Conséquence directe en aval : au niveau universitaire, les filières scientifiques "dures" sont en chute libre. En France, par exemple, alors qu'elles comptaient 133 000 jeunes en 1996, elles n'en mobilisaient plus que 98 000 en 2001-2002. Selon le rapport européen Strata-Etan (Benchmarking National R&D Policies, Human Resources in RTD, Strata-Etan expert working group, Final report, 21.08.02), les sciences "basiques" (chimiechimie, mathématique, physique) ont perdu au cours de ces dernières années, un tiers d'adeptes en moins en Allemagne, aux Pays-Bas et au Royaume-Uni. Avec, toutefois, un déplacement qui compense un peu ce constat négatif : les chiffres se maintiennent - voire augmentent - dans des disciplines « jeunes », comme la biologie, l'informatique, les sciences de la Terre et de l'environnement.
- L'éducation informelle
Comment remonter le courant ? A travers l'Europe, de nombreuses initiatives favorisant une pédagogie active et inventive ont pour objectif de "soutenir" l'enseignement des sciences. Elles vont des propositions ludiques pour enfants du plus jeune âge à la "formation permanente" des professeurs. Ainsi, les musées et centres de science débordent d'imagination, les expositions circulent, les bonnes idées fourmillent, les concours fusent. Leurs responsables croient fermement au bénéfice de cette "'éducation informelle", susceptible de vivifier, par d'autres biais, l'intérêt pour la science - et pourquoi pas ses métiers.
Encore faut-il, bien sûr, pour entraîner ses élèves au musée, ne pas être enseignant en zone (trop) rurale, "caler" des visites extra-scolaires dans ses horaires, faire accepter ces dépenses par les parents, etc. Néanmoins... Les possibilités offertes via Internet permettent de télécharger des documents, de s'inscrire à des clubs, de faire participer son école à des concours virtuels, de trouver d'excellentes idées pour rendre la science séduisante.

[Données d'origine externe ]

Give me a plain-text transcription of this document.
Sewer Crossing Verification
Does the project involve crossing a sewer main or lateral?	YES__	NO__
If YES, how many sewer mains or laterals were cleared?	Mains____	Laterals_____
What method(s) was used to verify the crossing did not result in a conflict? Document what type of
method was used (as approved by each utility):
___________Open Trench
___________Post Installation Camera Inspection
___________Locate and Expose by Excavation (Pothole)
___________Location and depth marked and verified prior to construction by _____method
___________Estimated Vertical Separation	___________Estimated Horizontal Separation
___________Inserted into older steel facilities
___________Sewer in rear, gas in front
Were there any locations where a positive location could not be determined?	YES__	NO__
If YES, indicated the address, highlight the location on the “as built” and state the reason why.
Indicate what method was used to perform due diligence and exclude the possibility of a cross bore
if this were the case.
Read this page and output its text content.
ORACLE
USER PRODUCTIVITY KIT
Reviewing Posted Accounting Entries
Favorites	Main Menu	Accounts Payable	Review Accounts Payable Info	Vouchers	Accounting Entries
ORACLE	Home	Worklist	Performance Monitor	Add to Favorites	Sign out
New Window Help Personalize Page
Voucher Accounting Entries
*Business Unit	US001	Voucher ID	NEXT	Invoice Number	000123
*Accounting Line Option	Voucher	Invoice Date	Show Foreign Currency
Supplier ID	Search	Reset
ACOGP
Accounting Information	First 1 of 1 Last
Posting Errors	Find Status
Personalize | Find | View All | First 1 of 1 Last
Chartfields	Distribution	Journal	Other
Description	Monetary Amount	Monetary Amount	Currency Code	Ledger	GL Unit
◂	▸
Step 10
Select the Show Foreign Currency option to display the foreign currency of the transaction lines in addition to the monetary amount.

L'enjeu est de taille. "La science appartient à la culture générale d'une civilisation », estime Antonella del Rosso. « Et cela d'autant plus qu'aujourd'hui la technologie est imbriquée dans notre quotidien et qu'il n'y a pas de technologie sans recherche préalable. Le danger est grand d'une perte de contact avec notre monde si nous n'arrivons plus à former les futures générations sur l'évolution scientifique de ce qui nous entoure."